La Cour considérait en effet que la révocation du dirigeant intervenant concomitamment à la désignation d’un administrateur provisoire constituait un dommage imminent en ce qu’elle pouvait impliquer une perte de confiance des créanciers auprès de qui l’administrateur judiciaire avait une mission de négociation portant sur la gestion des dettes.
Pour contourner l’Ordonnance de référé, les actionnaires convoquèrent néanmoins une seconde assemblée générale quelques jours après, afin de statuer sur la rémunération du président selon l’ordre du jour officiel, mais avec inscription d’une nouvelle délibération concernant la révocation du président lors de la tenue de l’assemblée générale.
Ce faisant, le président ne disposait matériellement pas de la possibilité de saisir le juge des référés pour solliciter un nouvel ajournement.

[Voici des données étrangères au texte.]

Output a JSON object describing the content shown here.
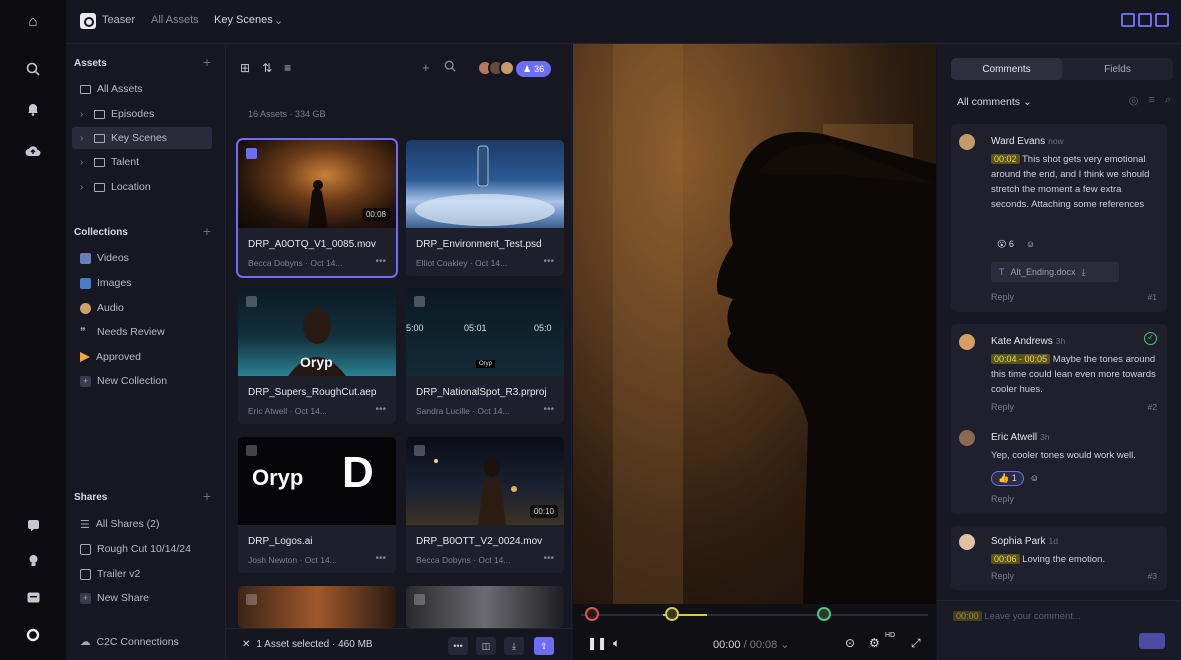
{
  "topbar": {
    "project": "Teaser",
    "breadcrumb_all": "All Assets",
    "breadcrumb_current": "Key Scenes"
  },
  "sidebar": {
    "assets_title": "Assets",
    "assets": [
      {
        "label": "All Assets"
      },
      {
        "label": "Episodes"
      },
      {
        "label": "Key Scenes"
      },
      {
        "label": "Talent"
      },
      {
        "label": "Location"
      }
    ],
    "collections_title": "Collections",
    "collections": [
      {
        "label": "Videos",
        "color": "#6b7dbd"
      },
      {
        "label": "Images",
        "color": "#4d7ac4"
      },
      {
        "label": "Audio",
        "color": "#c9a36b"
      },
      {
        "label": "Needs Review",
        "color": "#d6d6e0"
      },
      {
        "label": "Approved",
        "color": "#f0a640"
      },
      {
        "label": "New Collection",
        "color": "#3a3a4a"
      }
    ],
    "shares_title": "Shares",
    "shares": [
      {
        "label": "All Shares (2)"
      },
      {
        "label": "Rough Cut 10/14/24"
      },
      {
        "label": "Trailer v2"
      },
      {
        "label": "New Share"
      }
    ],
    "c2c": "C2C Connections"
  },
  "grid": {
    "count": "16 Assets · 334 GB",
    "user_count": "36",
    "footer_selected": "1 Asset selected · 460 MB",
    "cards": [
      {
        "name": "DRP_A0OTQ_V1_0085.mov",
        "meta": "Becca Dobyns · Oct 14...",
        "duration": "00:08",
        "selected": true
      },
      {
        "name": "DRP_Environment_Test.psd",
        "meta": "Elliot Coakley · Oct 14...",
        "duration": "",
        "selected": false
      },
      {
        "name": "DRP_Supers_RoughCut.aep",
        "meta": "Eric Atwell · Oct 14...",
        "duration": "",
        "selected": false
      },
      {
        "name": "DRP_NationalSpot_R3.prproj",
        "meta": "Sandra Lucille · Oct 14...",
        "duration": "",
        "selected": false
      },
      {
        "name": "DRP_Logos.ai",
        "meta": "Josh Newton · Oct 14...",
        "duration": "",
        "selected": false
      },
      {
        "name": "DRP_B0OTT_V2_0024.mov",
        "meta": "Becca Dobyns · Oct 14...",
        "duration": "00:10",
        "selected": false
      }
    ],
    "thumb_texts": {
      "brand": "Oryp",
      "brand_small": "Oryp",
      "logo_word": "Oryp",
      "logo_letter": "D",
      "tc1": "5:00",
      "tc2": "05:01",
      "tc3": "05:0"
    }
  },
  "player": {
    "current": "00:00",
    "total": "/ 00:08",
    "hd": "HD"
  },
  "comments": {
    "tab_comments": "Comments",
    "tab_fields": "Fields",
    "filter": "All comments",
    "items": [
      {
        "author": "Ward Evans",
        "time": "now",
        "timestamp": "00:02",
        "text": "This shot gets very emotional around the end, and I think we should stretch the moment a few extra seconds. Attaching some references",
        "reaction_count": "6",
        "attachment": "Alt_Ending.docx",
        "reply": "Reply",
        "number": "#1"
      },
      {
        "author": "Kate Andrews",
        "time": "3h",
        "timestamp": "00:04 - 00:05",
        "text": "Maybe the tones around this time could lean even more towards cooler hues.",
        "reply": "Reply",
        "number": "#2"
      },
      {
        "author": "Eric Atwell",
        "time": "3h",
        "text": "Yep, cooler tones would work well.",
        "reaction_count": "1",
        "reply": "Reply"
      },
      {
        "author": "Sophia Park",
        "time": "1d",
        "timestamp": "00:06",
        "text": "Loving the emotion.",
        "reply": "Reply",
        "number": "#3"
      }
    ],
    "composer_timestamp": "00:00",
    "composer_placeholder": "Leave your comment..."
  }
}
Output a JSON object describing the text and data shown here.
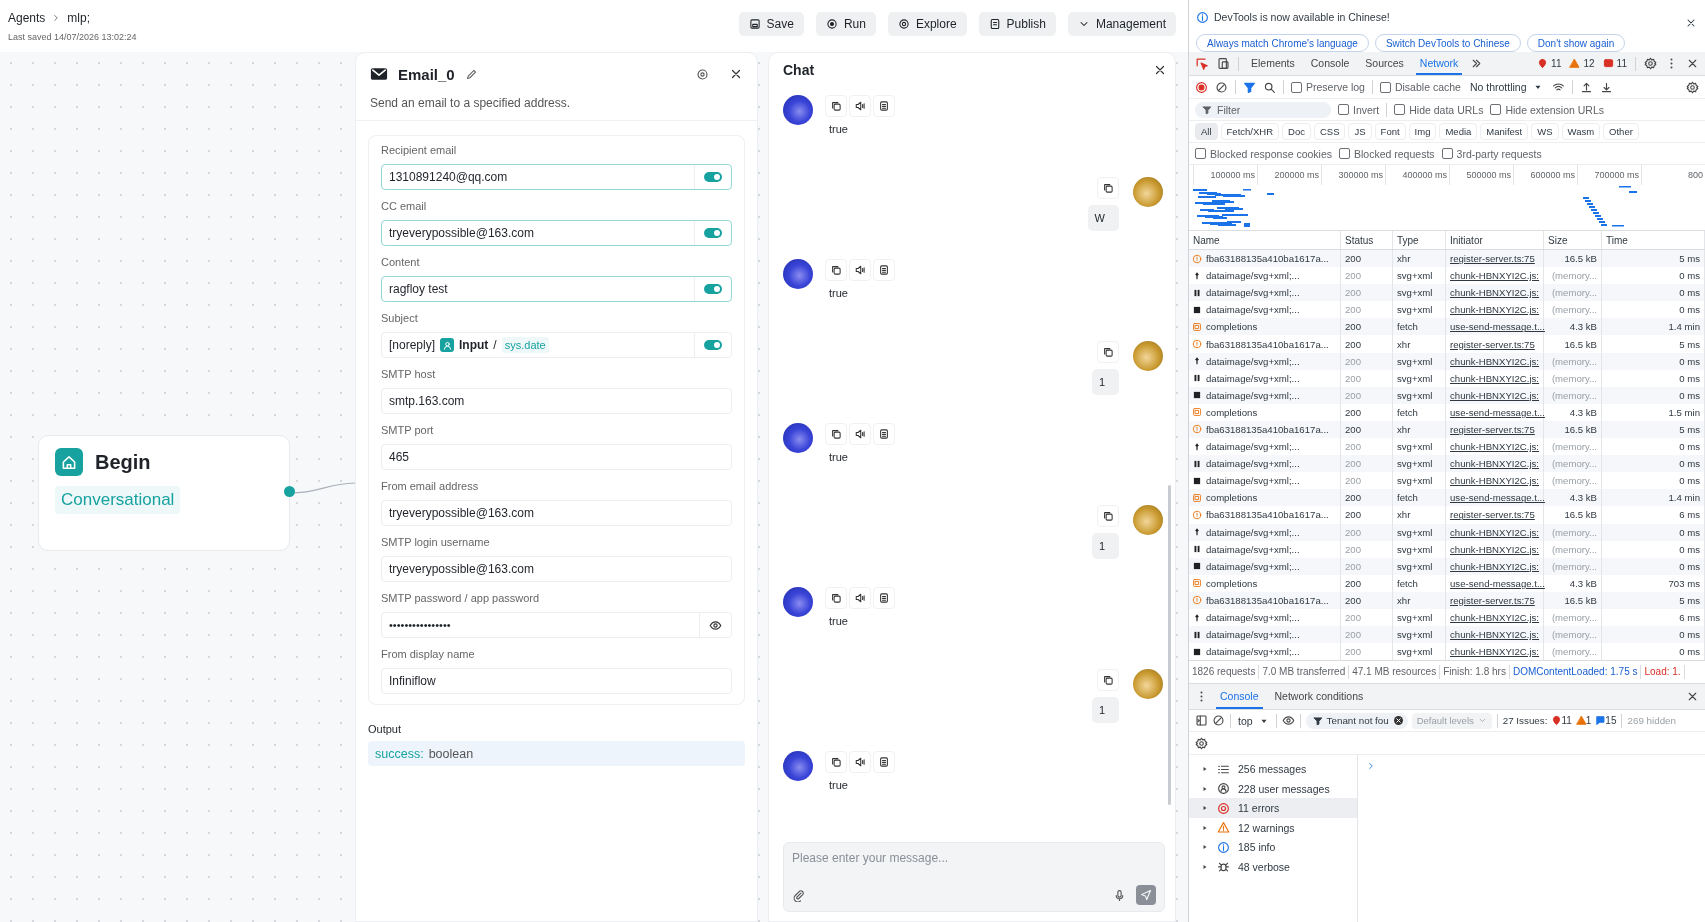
{
  "header": {
    "breadcrumb": [
      {
        "label": "Agents"
      },
      {
        "label": "mlp;"
      }
    ],
    "last_saved": "Last saved 14/07/2026 13:02:24",
    "buttons": [
      {
        "kind": "save",
        "label": "Save"
      },
      {
        "kind": "run",
        "label": "Run"
      },
      {
        "kind": "explore",
        "label": "Explore"
      },
      {
        "kind": "publish",
        "label": "Publish"
      },
      {
        "kind": "menu",
        "label": "Management"
      }
    ]
  },
  "canvas": {
    "node": {
      "title": "Begin",
      "mode": "Conversational"
    }
  },
  "email_panel": {
    "title": "Email_0",
    "description": "Send an email to a specified address.",
    "fields": [
      {
        "kind": "switch",
        "label": "Recipient email",
        "value": "1310891240@qq.com",
        "switch_on": true,
        "focused": true
      },
      {
        "kind": "switch",
        "label": "CC email",
        "value": "tryeverypossible@163.com",
        "switch_on": true,
        "focused": true
      },
      {
        "kind": "switch",
        "label": "Content",
        "value": "ragfloy test",
        "switch_on": true,
        "focused": true
      },
      {
        "kind": "reference",
        "label": "Subject",
        "prefix": "[noreply]",
        "node": "Input",
        "separator": "/",
        "variable": "sys.date",
        "switch_on": true,
        "focused": false
      },
      {
        "kind": "plain",
        "label": "SMTP host",
        "value": "smtp.163.com",
        "focused": false
      },
      {
        "kind": "plain",
        "label": "SMTP port",
        "value": "465",
        "focused": false
      },
      {
        "kind": "plain",
        "label": "From email address",
        "value": "tryeverypossible@163.com",
        "focused": false
      },
      {
        "kind": "plain",
        "label": "SMTP login username",
        "value": "tryeverypossible@163.com",
        "focused": false
      },
      {
        "kind": "password",
        "label": "SMTP password / app password",
        "value": "••••••••••••••••",
        "focused": false
      },
      {
        "kind": "plain",
        "label": "From display name",
        "value": "Infiniflow",
        "focused": false
      }
    ],
    "output": {
      "label": "Output",
      "name": "success:",
      "type": "boolean"
    }
  },
  "chat": {
    "title": "Chat",
    "messages": [
      {
        "kind": "bot",
        "text": "true"
      },
      {
        "kind": "user",
        "text": "W"
      },
      {
        "kind": "bot",
        "text": "true"
      },
      {
        "kind": "user",
        "text": "1"
      },
      {
        "kind": "bot",
        "text": "true"
      },
      {
        "kind": "user",
        "text": "1"
      },
      {
        "kind": "bot",
        "text": "true"
      },
      {
        "kind": "user",
        "text": "1"
      },
      {
        "kind": "bot",
        "text": "true"
      }
    ],
    "input": {
      "placeholder": "Please enter your message..."
    }
  },
  "devtools": {
    "banner": {
      "message": "DevTools is now available in Chinese!",
      "buttons": [
        "Always match Chrome's language",
        "Switch DevTools to Chinese",
        "Don't show again"
      ]
    },
    "tabs": [
      {
        "label": "Elements",
        "selected": false
      },
      {
        "label": "Console",
        "selected": false
      },
      {
        "label": "Sources",
        "selected": false
      },
      {
        "label": "Network",
        "selected": true
      }
    ],
    "counts": [
      {
        "kind": "error",
        "count": "11"
      },
      {
        "kind": "warning",
        "count": "12"
      },
      {
        "kind": "issue",
        "count": "11"
      }
    ],
    "toolbar": {
      "options": [
        {
          "label": "Preserve log",
          "checked": false
        },
        {
          "label": "Disable cache",
          "checked": false
        }
      ],
      "throttling": "No throttling"
    },
    "filter": {
      "placeholder": "Filter",
      "options": [
        {
          "label": "Invert",
          "checked": false
        },
        {
          "label": "Hide data URLs",
          "checked": false
        },
        {
          "label": "Hide extension URLs",
          "checked": false
        }
      ]
    },
    "types": [
      {
        "label": "All",
        "selected": true
      },
      {
        "label": "Fetch/XHR",
        "selected": false
      },
      {
        "label": "Doc",
        "selected": false
      },
      {
        "label": "CSS",
        "selected": false
      },
      {
        "label": "JS",
        "selected": false
      },
      {
        "label": "Font",
        "selected": false
      },
      {
        "label": "Img",
        "selected": false
      },
      {
        "label": "Media",
        "selected": false
      },
      {
        "label": "Manifest",
        "selected": false
      },
      {
        "label": "WS",
        "selected": false
      },
      {
        "label": "Wasm",
        "selected": false
      },
      {
        "label": "Other",
        "selected": false
      }
    ],
    "blocked_options": [
      {
        "label": "Blocked response cookies",
        "checked": false
      },
      {
        "label": "Blocked requests",
        "checked": false
      },
      {
        "label": "3rd-party requests",
        "checked": false
      }
    ],
    "overview_ticks": [
      "100000 ms",
      "200000 ms",
      "300000 ms",
      "400000 ms",
      "500000 ms",
      "600000 ms",
      "700000 ms",
      "800"
    ],
    "table": {
      "columns": [
        "Name",
        "Status",
        "Type",
        "Initiator",
        "Size",
        "Time"
      ],
      "rows": [
        {
          "kind": "xhr",
          "name": "fba63188135a410ba1617a...",
          "status": "200",
          "type": "xhr",
          "initiator": "register-server.ts:75",
          "size": "16.5 kB",
          "time": "5 ms"
        },
        {
          "kind": "pin",
          "name": "dataimage/svg+xml;...",
          "status": "200",
          "type": "svg+xml",
          "initiator": "chunk-HBNXYI2C.js:",
          "size": "(memory...",
          "time": "0 ms"
        },
        {
          "kind": "pause",
          "name": "dataimage/svg+xml;...",
          "status": "200",
          "type": "svg+xml",
          "initiator": "chunk-HBNXYI2C.js:",
          "size": "(memory...",
          "time": "0 ms"
        },
        {
          "kind": "square",
          "name": "dataimage/svg+xml;...",
          "status": "200",
          "type": "svg+xml",
          "initiator": "chunk-HBNXYI2C.js:",
          "size": "(memory...",
          "time": "0 ms"
        },
        {
          "kind": "fetch",
          "name": "completions",
          "status": "200",
          "type": "fetch",
          "initiator": "use-send-message.t...",
          "size": "4.3 kB",
          "time": "1.4 min"
        },
        {
          "kind": "xhr",
          "name": "fba63188135a410ba1617a...",
          "status": "200",
          "type": "xhr",
          "initiator": "register-server.ts:75",
          "size": "16.5 kB",
          "time": "5 ms"
        },
        {
          "kind": "pin",
          "name": "dataimage/svg+xml;...",
          "status": "200",
          "type": "svg+xml",
          "initiator": "chunk-HBNXYI2C.js:",
          "size": "(memory...",
          "time": "0 ms"
        },
        {
          "kind": "pause",
          "name": "dataimage/svg+xml;...",
          "status": "200",
          "type": "svg+xml",
          "initiator": "chunk-HBNXYI2C.js:",
          "size": "(memory...",
          "time": "0 ms"
        },
        {
          "kind": "square",
          "name": "dataimage/svg+xml;...",
          "status": "200",
          "type": "svg+xml",
          "initiator": "chunk-HBNXYI2C.js:",
          "size": "(memory...",
          "time": "0 ms"
        },
        {
          "kind": "fetch",
          "name": "completions",
          "status": "200",
          "type": "fetch",
          "initiator": "use-send-message.t...",
          "size": "4.3 kB",
          "time": "1.5 min"
        },
        {
          "kind": "xhr",
          "name": "fba63188135a410ba1617a...",
          "status": "200",
          "type": "xhr",
          "initiator": "register-server.ts:75",
          "size": "16.5 kB",
          "time": "5 ms"
        },
        {
          "kind": "pin",
          "name": "dataimage/svg+xml;...",
          "status": "200",
          "type": "svg+xml",
          "initiator": "chunk-HBNXYI2C.js:",
          "size": "(memory...",
          "time": "0 ms"
        },
        {
          "kind": "pause",
          "name": "dataimage/svg+xml;...",
          "status": "200",
          "type": "svg+xml",
          "initiator": "chunk-HBNXYI2C.js:",
          "size": "(memory...",
          "time": "0 ms"
        },
        {
          "kind": "square",
          "name": "dataimage/svg+xml;...",
          "status": "200",
          "type": "svg+xml",
          "initiator": "chunk-HBNXYI2C.js:",
          "size": "(memory...",
          "time": "0 ms"
        },
        {
          "kind": "fetch",
          "name": "completions",
          "status": "200",
          "type": "fetch",
          "initiator": "use-send-message.t...",
          "size": "4.3 kB",
          "time": "1.4 min"
        },
        {
          "kind": "xhr",
          "name": "fba63188135a410ba1617a...",
          "status": "200",
          "type": "xhr",
          "initiator": "register-server.ts:75",
          "size": "16.5 kB",
          "time": "6 ms"
        },
        {
          "kind": "pin",
          "name": "dataimage/svg+xml;...",
          "status": "200",
          "type": "svg+xml",
          "initiator": "chunk-HBNXYI2C.js:",
          "size": "(memory...",
          "time": "0 ms"
        },
        {
          "kind": "pause",
          "name": "dataimage/svg+xml;...",
          "status": "200",
          "type": "svg+xml",
          "initiator": "chunk-HBNXYI2C.js:",
          "size": "(memory...",
          "time": "0 ms"
        },
        {
          "kind": "square",
          "name": "dataimage/svg+xml;...",
          "status": "200",
          "type": "svg+xml",
          "initiator": "chunk-HBNXYI2C.js:",
          "size": "(memory...",
          "time": "0 ms"
        },
        {
          "kind": "fetch",
          "name": "completions",
          "status": "200",
          "type": "fetch",
          "initiator": "use-send-message.t...",
          "size": "4.3 kB",
          "time": "703 ms"
        },
        {
          "kind": "xhr",
          "name": "fba63188135a410ba1617a...",
          "status": "200",
          "type": "xhr",
          "initiator": "register-server.ts:75",
          "size": "16.5 kB",
          "time": "5 ms"
        },
        {
          "kind": "pin",
          "name": "dataimage/svg+xml;...",
          "status": "200",
          "type": "svg+xml",
          "initiator": "chunk-HBNXYI2C.js:",
          "size": "(memory...",
          "time": "6 ms"
        },
        {
          "kind": "pause",
          "name": "dataimage/svg+xml;...",
          "status": "200",
          "type": "svg+xml",
          "initiator": "chunk-HBNXYI2C.js:",
          "size": "(memory...",
          "time": "0 ms"
        },
        {
          "kind": "square",
          "name": "dataimage/svg+xml;...",
          "status": "200",
          "type": "svg+xml",
          "initiator": "chunk-HBNXYI2C.js:",
          "size": "(memory...",
          "time": "0 ms"
        }
      ]
    },
    "summary": [
      {
        "kind": "plain",
        "text": "1826 requests"
      },
      {
        "kind": "plain",
        "text": "7.0 MB transferred"
      },
      {
        "kind": "plain",
        "text": "47.1 MB resources"
      },
      {
        "kind": "plain",
        "text": "Finish: 1.8 hrs"
      },
      {
        "kind": "dom",
        "text": "DOMContentLoaded: 1.75 s"
      },
      {
        "kind": "load",
        "text": "Load: 1."
      }
    ],
    "drawer": {
      "tabs": [
        {
          "label": "Console",
          "selected": true
        },
        {
          "label": "Network conditions",
          "selected": false
        }
      ],
      "context": "top",
      "filter_chip": "Tenant not fou",
      "levels": "Default levels",
      "issues_label": "27 Issues:",
      "issue_counts": [
        {
          "kind": "error",
          "count": "11"
        },
        {
          "kind": "warning",
          "count": "1"
        },
        {
          "kind": "info",
          "count": "15"
        }
      ],
      "hidden": "269 hidden",
      "groups": [
        {
          "kind": "messages",
          "label": "256 messages",
          "selected": false
        },
        {
          "kind": "user",
          "label": "228 user messages",
          "selected": false
        },
        {
          "kind": "error",
          "label": "11 errors",
          "selected": true
        },
        {
          "kind": "warning",
          "label": "12 warnings",
          "selected": false
        },
        {
          "kind": "info",
          "label": "185 info",
          "selected": false
        },
        {
          "kind": "verbose",
          "label": "48 verbose",
          "selected": false
        }
      ]
    }
  }
}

L’application du principe à la demande d’annulation d’une assemblée générale :
La Cour d’appel statuant sur recours contre une Ordonnance de référé, a annulé la seconde assemblée générale révoquant le président en raison de la présence d’un trouble manifestement illicite tenant à la violation de la première ordonnance de référé.
La cour d’appel estimait à ce titre que seule l’annulation de l’assemblée était en mesure de faire cesser le trouble.
La Cour de cassation dans son arrêt du 13 janvier 2021 censurait cette position considérant qu’il n’entre pas dans les pouvoirs du juge des référés d’annuler les délibérations d’une assemblée générale.
Elle confirmait ce faisant une position antérieure aux termes de laquelle l’annulation d’une assemblée générale ne constitue pas une mesure conservatoire, ni une mesure de remise en état, et que le juge des référés n’est par conséquent pas compétent pour la prononcer.
Il existait néanmoins une autre solution pour contourner cette problématique, et qui consistait à produire une demande de suspension des effets de l’assemblée générale litigieuse.
C’est par conséquent par l’introduction d’une demande de suspension, et non d’annulation, que le dirigeant évincé pourra saisir utilement le juge des référés lorsqu’une hypothèse similaire se présente.